“Carpe Diem, Quam Minimum Credula Postero”

Carpe Diem, Quam Minimum Credula Postero!

“Seize the day, put very little trust in tomorrow (the future)”.

I’m not very good at seizing the day as a whole at the moment. I’m tired and ache, I think the product of trying to reduce medication on my own just to see the effect it has. However rather than seizing whole days I have tried to seize moments in each day. This is achievable and although isn’t much it’s something.  Two particular incidents stick in my mind, both with the same initial conversation but with different people but similar results.

Like most of us I guess...

Like most of us I guess , I find myself pondering about people that I pass on the street or who pass me. I wonder what is going on in their lives and who they are ,what makes them tick. In the past few months I have been particularly drawn to two older ladies that intrigued me on a very superficial level. Both had grey hair one beautifully long and the other in a very shaped precise bob. 

Now for those who know me ,you know I have been growing my hair now for 2 years after only ever having it long twice before in my entire life. I first had my hair cut at aged 11 and since then wore it anywhere between a near skull cap and a bob. As an adult I last grew my hair for my wedding nearly 24 years ago and managed it to just above my shoulder, wearing it in a French plait to get married . Now I haven’t yet found anyone else who did what I did on my wedding day and had my hair cut …. Yes at the reception … Went upstairs with long hair and came downstairs with a bob !! Dave, bless him, commented on my dress but didn’t notice the hair change ! Carpe Diem!

 

So seize the day, maybe an hour or just five minutes...

Since that day I have always had short hair based on a old held belief that it was better. However whether it’s the passage of time or me just being more ME, I am again embracing long hair , albeit it with health warnings. Last night I nearly strangled myself as it wound round my neck ! Plaits are going to have to be a permanent arrangement to avoid midnight strangulations . However one of the reasons I never had long hair was I was told long hair was for younger people , you can’t have grey long hair ,too much bother etc.
Anyway, where am I going with this rambling ….. Back to the two older ladies who I encountered recently. Carpe Diem!

The first was a very small lady who walked down a corridor in front of me ,with a wave of beautifully straight grey hair cascading down her back. It struck me how wonderful she looked and the way her husband looked at her he obviously felt the same ,with a gentle hand cradling and supporting her in the small of her back. She made her way down the corridor and I caught up with her in the shop. We exchanged smiles and I could have left it at that, but I wondered who had last told her how lovely she looked . So despite my initial worry of appearing silly I told her just that ” can I say how much I like your hair ” she beamed at me and we entered a conversation during which she told me how poorly she had recently been and had been advised to have her hair cut short whilst in hospital . However her husband had pleaded for her not to change it so she had left it. He had said he fell in love with her and her long hair many years ago and it was so much part of her, he didn’t want it taking away. We ended up holding hands and exchanging quite a long conversation at the end of which I don’t know who came away richer, me or her by a simple exchange of words. 

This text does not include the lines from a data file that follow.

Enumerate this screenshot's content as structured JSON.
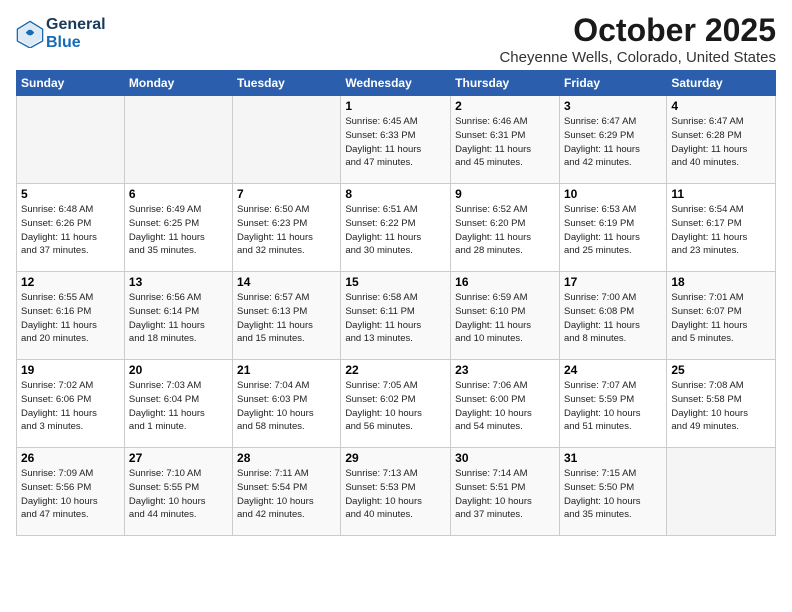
{
  "header": {
    "logo_line1": "General",
    "logo_line2": "Blue",
    "month": "October 2025",
    "location": "Cheyenne Wells, Colorado, United States"
  },
  "weekdays": [
    "Sunday",
    "Monday",
    "Tuesday",
    "Wednesday",
    "Thursday",
    "Friday",
    "Saturday"
  ],
  "weeks": [
    [
      {
        "day": "",
        "info": ""
      },
      {
        "day": "",
        "info": ""
      },
      {
        "day": "",
        "info": ""
      },
      {
        "day": "1",
        "info": "Sunrise: 6:45 AM\nSunset: 6:33 PM\nDaylight: 11 hours\nand 47 minutes."
      },
      {
        "day": "2",
        "info": "Sunrise: 6:46 AM\nSunset: 6:31 PM\nDaylight: 11 hours\nand 45 minutes."
      },
      {
        "day": "3",
        "info": "Sunrise: 6:47 AM\nSunset: 6:29 PM\nDaylight: 11 hours\nand 42 minutes."
      },
      {
        "day": "4",
        "info": "Sunrise: 6:47 AM\nSunset: 6:28 PM\nDaylight: 11 hours\nand 40 minutes."
      }
    ],
    [
      {
        "day": "5",
        "info": "Sunrise: 6:48 AM\nSunset: 6:26 PM\nDaylight: 11 hours\nand 37 minutes."
      },
      {
        "day": "6",
        "info": "Sunrise: 6:49 AM\nSunset: 6:25 PM\nDaylight: 11 hours\nand 35 minutes."
      },
      {
        "day": "7",
        "info": "Sunrise: 6:50 AM\nSunset: 6:23 PM\nDaylight: 11 hours\nand 32 minutes."
      },
      {
        "day": "8",
        "info": "Sunrise: 6:51 AM\nSunset: 6:22 PM\nDaylight: 11 hours\nand 30 minutes."
      },
      {
        "day": "9",
        "info": "Sunrise: 6:52 AM\nSunset: 6:20 PM\nDaylight: 11 hours\nand 28 minutes."
      },
      {
        "day": "10",
        "info": "Sunrise: 6:53 AM\nSunset: 6:19 PM\nDaylight: 11 hours\nand 25 minutes."
      },
      {
        "day": "11",
        "info": "Sunrise: 6:54 AM\nSunset: 6:17 PM\nDaylight: 11 hours\nand 23 minutes."
      }
    ],
    [
      {
        "day": "12",
        "info": "Sunrise: 6:55 AM\nSunset: 6:16 PM\nDaylight: 11 hours\nand 20 minutes."
      },
      {
        "day": "13",
        "info": "Sunrise: 6:56 AM\nSunset: 6:14 PM\nDaylight: 11 hours\nand 18 minutes."
      },
      {
        "day": "14",
        "info": "Sunrise: 6:57 AM\nSunset: 6:13 PM\nDaylight: 11 hours\nand 15 minutes."
      },
      {
        "day": "15",
        "info": "Sunrise: 6:58 AM\nSunset: 6:11 PM\nDaylight: 11 hours\nand 13 minutes."
      },
      {
        "day": "16",
        "info": "Sunrise: 6:59 AM\nSunset: 6:10 PM\nDaylight: 11 hours\nand 10 minutes."
      },
      {
        "day": "17",
        "info": "Sunrise: 7:00 AM\nSunset: 6:08 PM\nDaylight: 11 hours\nand 8 minutes."
      },
      {
        "day": "18",
        "info": "Sunrise: 7:01 AM\nSunset: 6:07 PM\nDaylight: 11 hours\nand 5 minutes."
      }
    ],
    [
      {
        "day": "19",
        "info": "Sunrise: 7:02 AM\nSunset: 6:06 PM\nDaylight: 11 hours\nand 3 minutes."
      },
      {
        "day": "20",
        "info": "Sunrise: 7:03 AM\nSunset: 6:04 PM\nDaylight: 11 hours\nand 1 minute."
      },
      {
        "day": "21",
        "info": "Sunrise: 7:04 AM\nSunset: 6:03 PM\nDaylight: 10 hours\nand 58 minutes."
      },
      {
        "day": "22",
        "info": "Sunrise: 7:05 AM\nSunset: 6:02 PM\nDaylight: 10 hours\nand 56 minutes."
      },
      {
        "day": "23",
        "info": "Sunrise: 7:06 AM\nSunset: 6:00 PM\nDaylight: 10 hours\nand 54 minutes."
      },
      {
        "day": "24",
        "info": "Sunrise: 7:07 AM\nSunset: 5:59 PM\nDaylight: 10 hours\nand 51 minutes."
      },
      {
        "day": "25",
        "info": "Sunrise: 7:08 AM\nSunset: 5:58 PM\nDaylight: 10 hours\nand 49 minutes."
      }
    ],
    [
      {
        "day": "26",
        "info": "Sunrise: 7:09 AM\nSunset: 5:56 PM\nDaylight: 10 hours\nand 47 minutes."
      },
      {
        "day": "27",
        "info": "Sunrise: 7:10 AM\nSunset: 5:55 PM\nDaylight: 10 hours\nand 44 minutes."
      },
      {
        "day": "28",
        "info": "Sunrise: 7:11 AM\nSunset: 5:54 PM\nDaylight: 10 hours\nand 42 minutes."
      },
      {
        "day": "29",
        "info": "Sunrise: 7:13 AM\nSunset: 5:53 PM\nDaylight: 10 hours\nand 40 minutes."
      },
      {
        "day": "30",
        "info": "Sunrise: 7:14 AM\nSunset: 5:51 PM\nDaylight: 10 hours\nand 37 minutes."
      },
      {
        "day": "31",
        "info": "Sunrise: 7:15 AM\nSunset: 5:50 PM\nDaylight: 10 hours\nand 35 minutes."
      },
      {
        "day": "",
        "info": ""
      }
    ]
  ]
}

The second encounter happened earlier this week as I was in town, fitting in posting a parcel to a friend in my lunch break. I came up behind a very well dressed older lady with a floor length knitted dark grey coat. She had the most wonderful grey silver bob haircut, that was complemented by what she wore.
Again I wondered do I just have the private thought and rush on by or do I pause and take a chance with someone . So again I reached out, tapped her on the shoulder and just quietly said ” I’ve been walking behind you from the church and just wanted to let you know how lovely you look and wanted you to know.
After her initial relief that I wasn’t a stalker she surprised me next by grasping both my hands and bursting into tears. Oh good grief I thought what have I done .

She asked “did you really mean what you just said ?” 

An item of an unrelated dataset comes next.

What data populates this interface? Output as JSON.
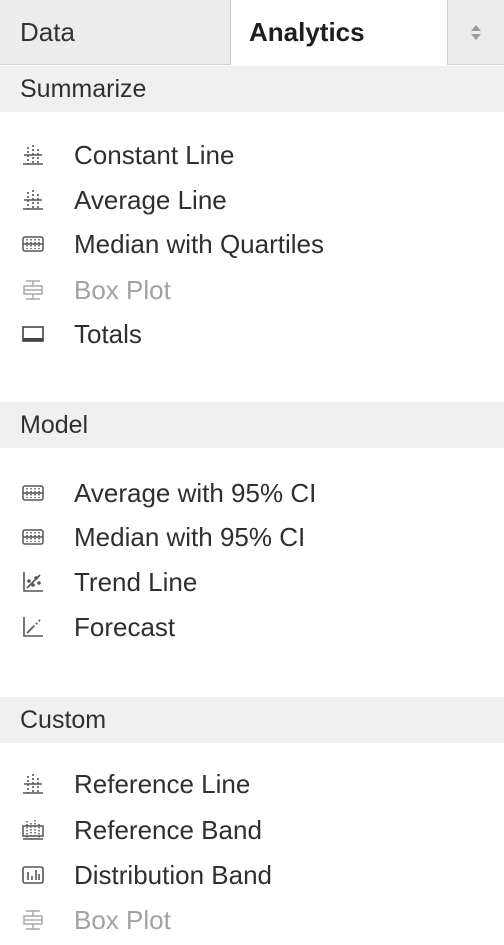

“Yes” I said worried now about what I had started. She clasped both my hands and said ” that’s the most wonderful thing anyone has said to me in ages and thank you , you’ve made my day and week !” 

Turns out she had had a horrible Christmas with intensive chemotherapy and radiotherapy for aggressive cancer and her lovely hair was in fact a wig. She had been really worried it looked ridiculous but it looked wonderful and I wouldn’t have known. She walked off with much more of a sprightly step and waved to me as we parted.
So I seized part of days to share with 2 people. Also made me more determined to have very long hair when I’m old and to wear purple and not give a fig about about others say I should or shouldn’t be doing.

So seize, if not the day , just maybe the hour or even 5 mins. You never know what effect you might have on another human being. Carpe Diem!

Why I do the work I do...

Hopefully you’ve found this post interesting and I hope it gives you an insight as to why I run Heartfelt Ways.